Angry Piquet left on F1's sidelines
Renault’s sacking of Nelson Piquet means that the Brazilian follows Sébastien Bourdais in being dropped for performance reasons in the middle of his second season.
In the past a similar fate has befallen the likes of Cristiano da Matta, Scott Speed and Jan Magnussen, none of whom have raced again in Formula 1.
Piquet (right) went public on the team’s decision to drop him with a statement of astonishing frankness on his own website, which Renault did not see fit to reply to. Of team boss and personal manager Flavio Briatore he said: “I always believed that having a manager was being a part of a team and having a partner. A manager is supposed to encourage you, support you, and provide you with opportunities. In my case it was the opposite. Flavio Briatore was my executioner.”
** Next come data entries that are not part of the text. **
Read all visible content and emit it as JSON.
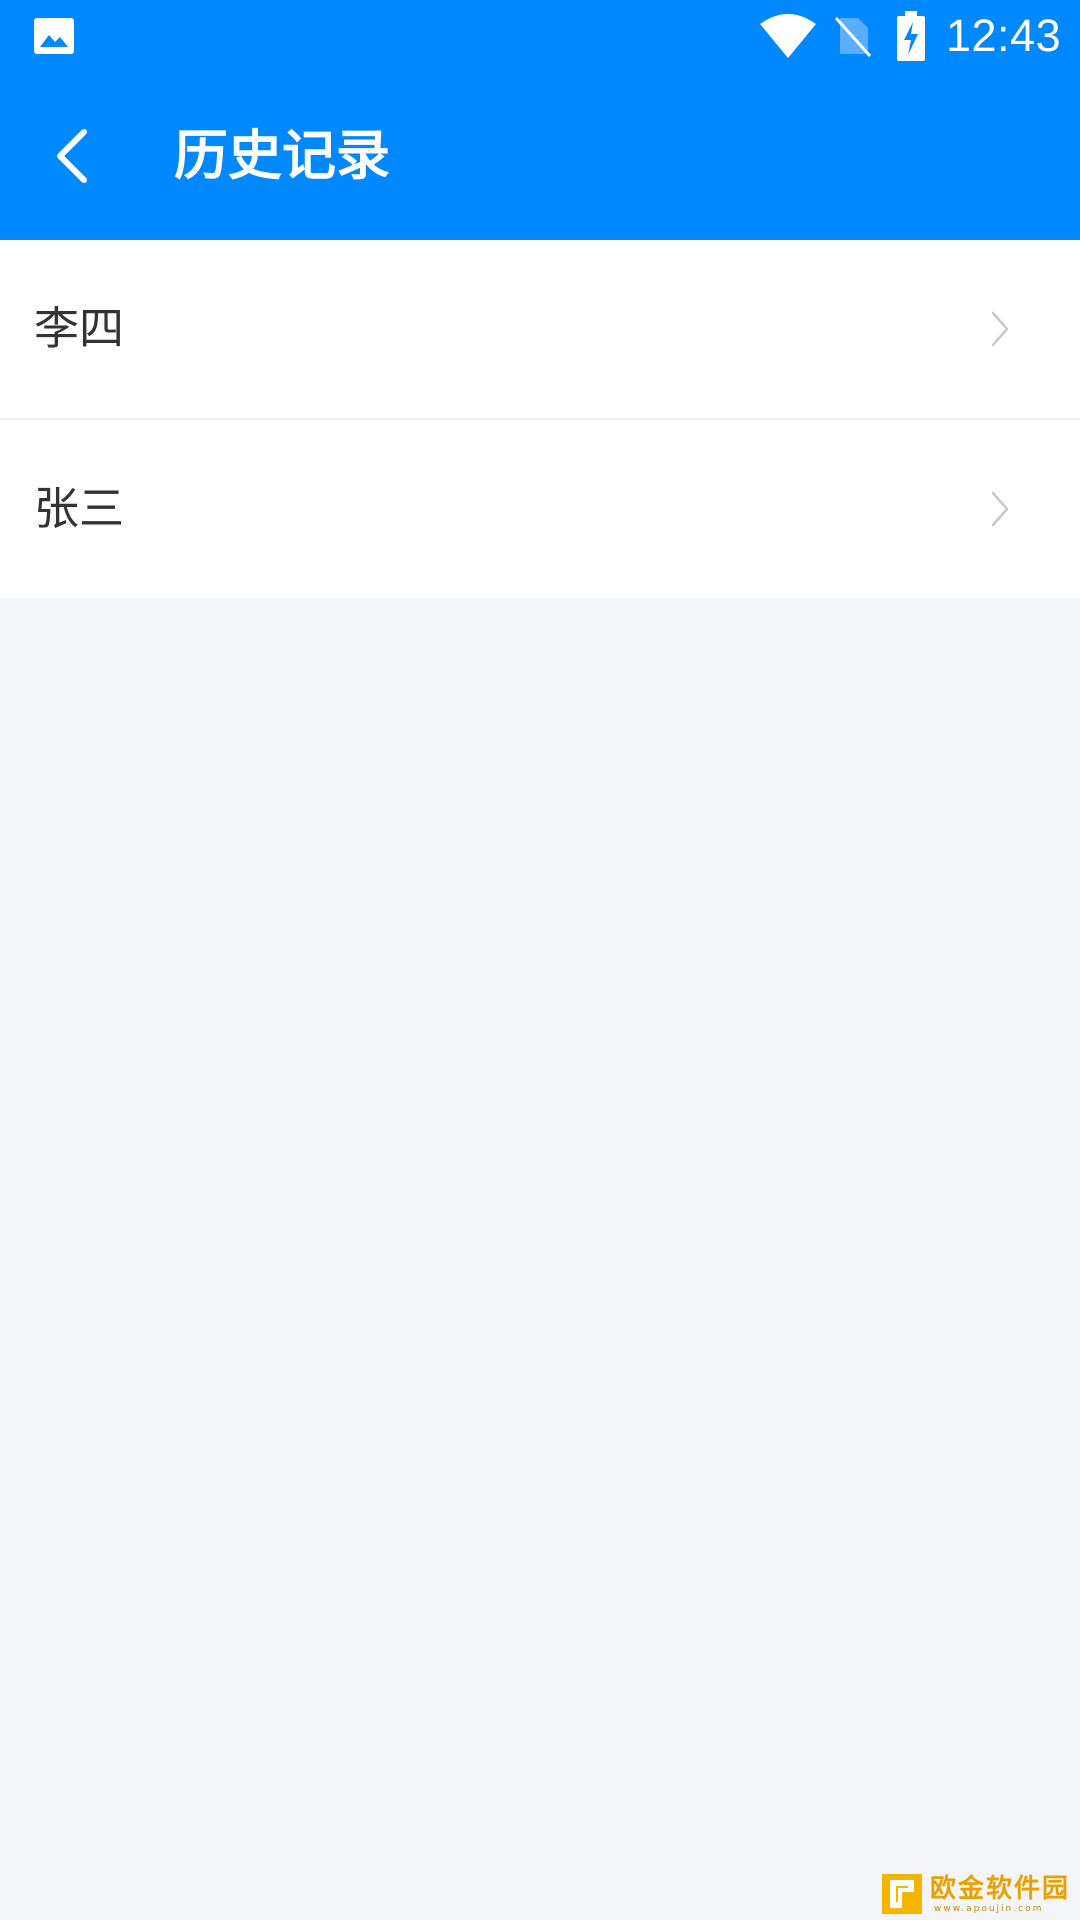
{
  "status_bar": {
    "time": "12:43",
    "icons": [
      "gallery-icon",
      "wifi-icon",
      "no-sim-icon",
      "battery-charging-icon"
    ]
  },
  "app_bar": {
    "back_icon": "chevron-left-icon",
    "title": "历史记录"
  },
  "history": {
    "items": [
      {
        "label": "李四",
        "icon": "chevron-right-icon"
      },
      {
        "label": "张三",
        "icon": "chevron-right-icon"
      }
    ]
  },
  "watermark": {
    "text": "欧金软件园",
    "url": "www.apoujin.com"
  },
  "colors": {
    "primary": "#0088fe",
    "background": "#f4f5f9",
    "list_background": "#ffffff",
    "text": "#333333",
    "chevron": "#c7c7cc",
    "watermark": "#e8a100"
  }
}
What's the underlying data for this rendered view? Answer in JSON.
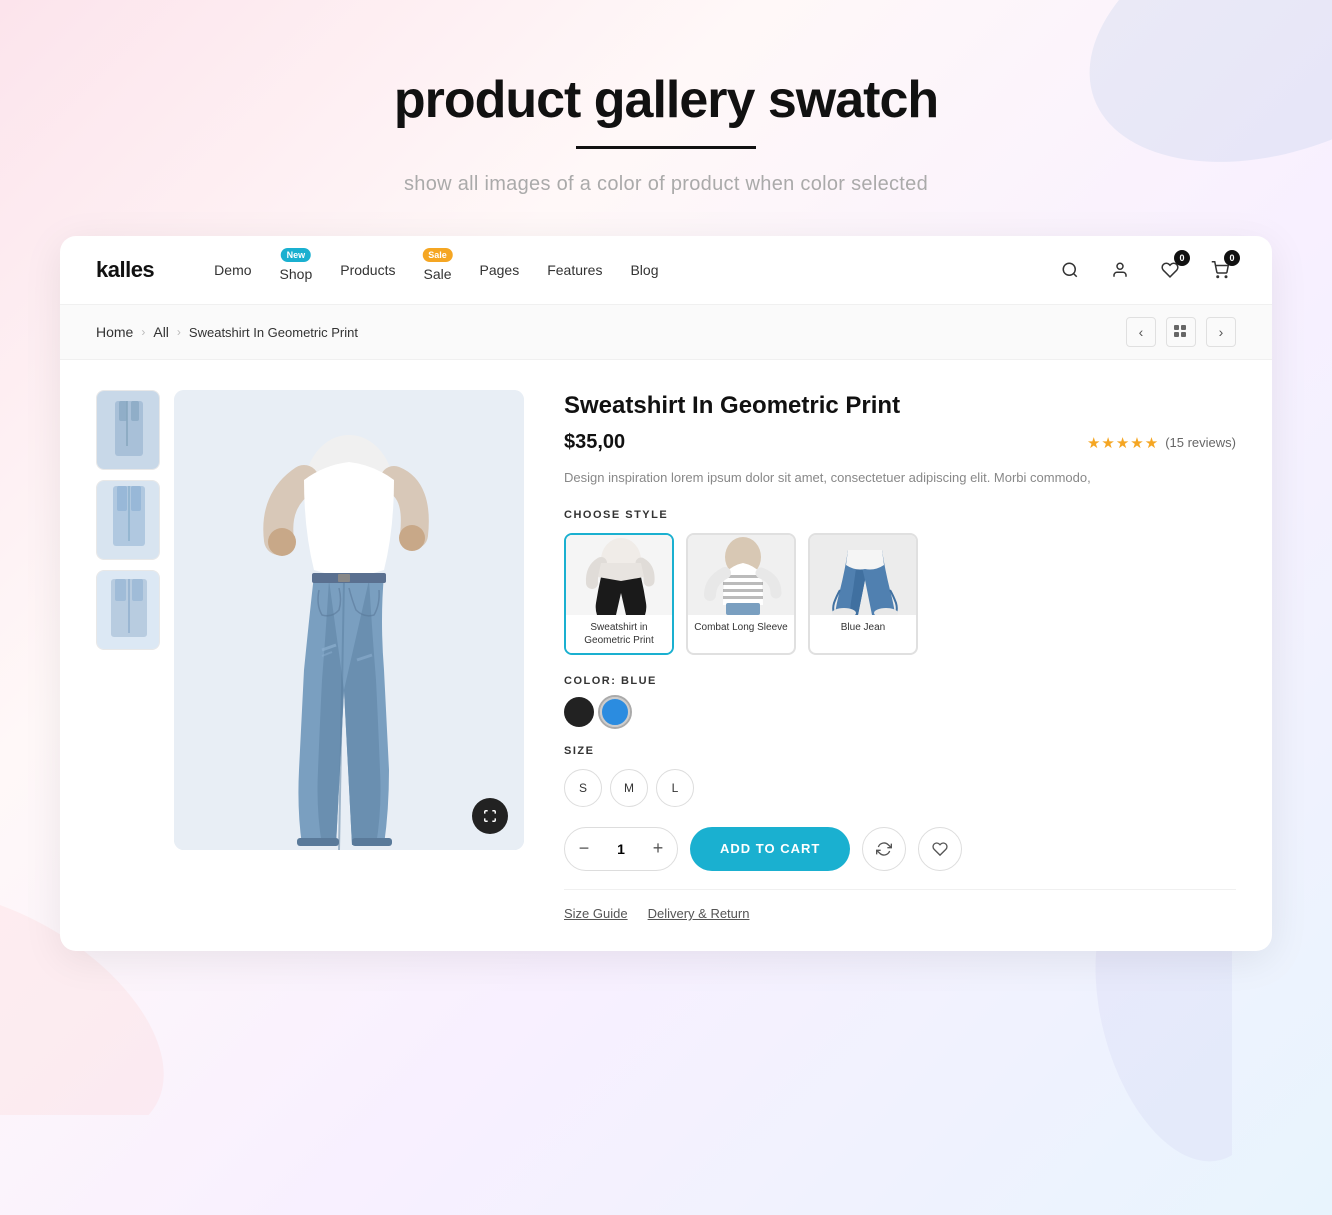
{
  "page": {
    "hero": {
      "title": "product gallery swatch",
      "subtitle": "show all images of a color of product when color selected"
    },
    "nav": {
      "logo": "kalles",
      "links": [
        {
          "label": "Demo",
          "badge": null
        },
        {
          "label": "Shop",
          "badge": {
            "text": "New",
            "type": "new"
          }
        },
        {
          "label": "Products",
          "badge": null
        },
        {
          "label": "Sale",
          "badge": {
            "text": "Sale",
            "type": "sale"
          }
        },
        {
          "label": "Pages",
          "badge": null
        },
        {
          "label": "Features",
          "badge": null
        },
        {
          "label": "Blog",
          "badge": null
        }
      ],
      "cart_count": "0",
      "wishlist_count": "0"
    },
    "breadcrumb": {
      "home": "Home",
      "all": "All",
      "current": "Sweatshirt In Geometric Print"
    },
    "product": {
      "title": "Sweatshirt In Geometric Print",
      "price": "$35,00",
      "rating_stars": "★★★★★",
      "review_count": "(15 reviews)",
      "description": "Design inspiration lorem ipsum dolor sit amet, consectetuer adipiscing elit. Morbi commodo,",
      "style_section_label": "CHOOSE STYLE",
      "styles": [
        {
          "label": "Sweatshirt in Geometric Print",
          "active": true
        },
        {
          "label": "Combat Long Sleeve",
          "active": false
        },
        {
          "label": "Blue Jean",
          "active": false
        }
      ],
      "color_label": "COLOR: BLUE",
      "color_section_label": "COLOR",
      "colors": [
        {
          "name": "black",
          "active": false
        },
        {
          "name": "blue",
          "active": true
        }
      ],
      "size_section_label": "SIZE",
      "sizes": [
        "S",
        "M",
        "L"
      ],
      "quantity": "1",
      "add_to_cart_label": "ADD TO CART",
      "footer_links": [
        {
          "label": "Size Guide"
        },
        {
          "label": "Delivery & Return"
        }
      ]
    }
  }
}
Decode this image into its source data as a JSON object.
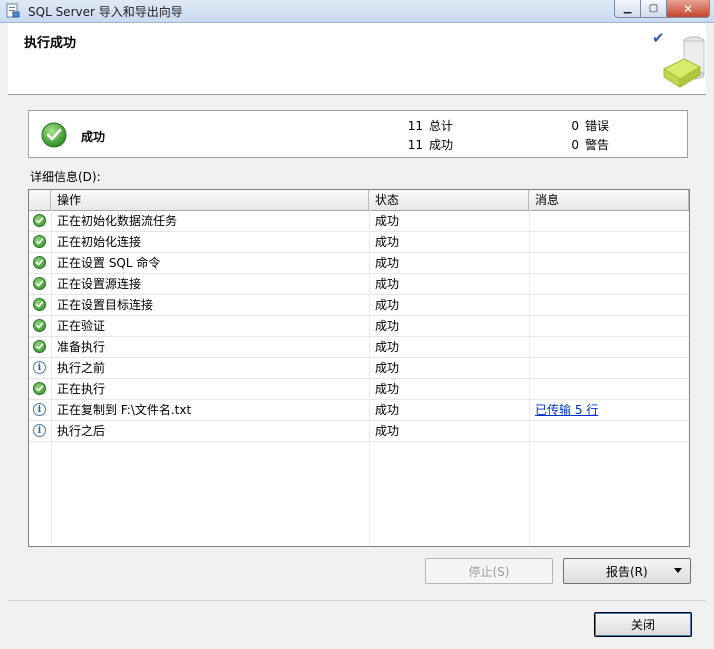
{
  "window": {
    "title": "SQL Server 导入和导出向导"
  },
  "header": {
    "title": "执行成功"
  },
  "summary": {
    "status": "成功",
    "total_count": "11",
    "total_label": "总计",
    "success_count": "11",
    "success_label": "成功",
    "error_count": "0",
    "error_label": "错误",
    "warning_count": "0",
    "warning_label": "警告"
  },
  "details": {
    "label": "详细信息(D):",
    "columns": [
      "操作",
      "状态",
      "消息"
    ],
    "rows": [
      {
        "icon": "success-icon",
        "action": "正在初始化数据流任务",
        "status": "成功",
        "message": ""
      },
      {
        "icon": "success-icon",
        "action": "正在初始化连接",
        "status": "成功",
        "message": ""
      },
      {
        "icon": "success-icon",
        "action": "正在设置 SQL 命令",
        "status": "成功",
        "message": ""
      },
      {
        "icon": "success-icon",
        "action": "正在设置源连接",
        "status": "成功",
        "message": ""
      },
      {
        "icon": "success-icon",
        "action": "正在设置目标连接",
        "status": "成功",
        "message": ""
      },
      {
        "icon": "success-icon",
        "action": "正在验证",
        "status": "成功",
        "message": ""
      },
      {
        "icon": "success-icon",
        "action": "准备执行",
        "status": "成功",
        "message": ""
      },
      {
        "icon": "info-icon",
        "action": "执行之前",
        "status": "成功",
        "message": ""
      },
      {
        "icon": "success-icon",
        "action": "正在执行",
        "status": "成功",
        "message": ""
      },
      {
        "icon": "info-icon",
        "action": "正在复制到 F:\\文件名.txt",
        "status": "成功",
        "message": "已传输 5 行"
      },
      {
        "icon": "info-icon",
        "action": "执行之后",
        "status": "成功",
        "message": ""
      }
    ]
  },
  "buttons": {
    "stop": "停止(S)",
    "report": "报告(R)",
    "close": "关闭"
  },
  "colors": {
    "success": "#2c8d23",
    "info": "#2c5aa0",
    "link": "#0033cc"
  }
}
He also revealed that for 2009 he had been made to agree to a performance clause in his contract that stated he must score 40 per cent of the points of team-mate Fernando Alonso by the middle of the year.
Piquet is far from the first driver to have left Renault/Benetton on less than amicable terms with Briatore, the list including such as Johnny Herbert, Alex Wurz, Jenson Button, Jarno Trulli and Heikki Kovalainen. But none has ever been so frank in public about their previous employer.
The Piquet family has been linked with a takeover bid for the Sauber team. If that doesn’t succeed it’s hard to see Nelsinho landing a job elsewhere, unless he can take some funding to one of the new teams.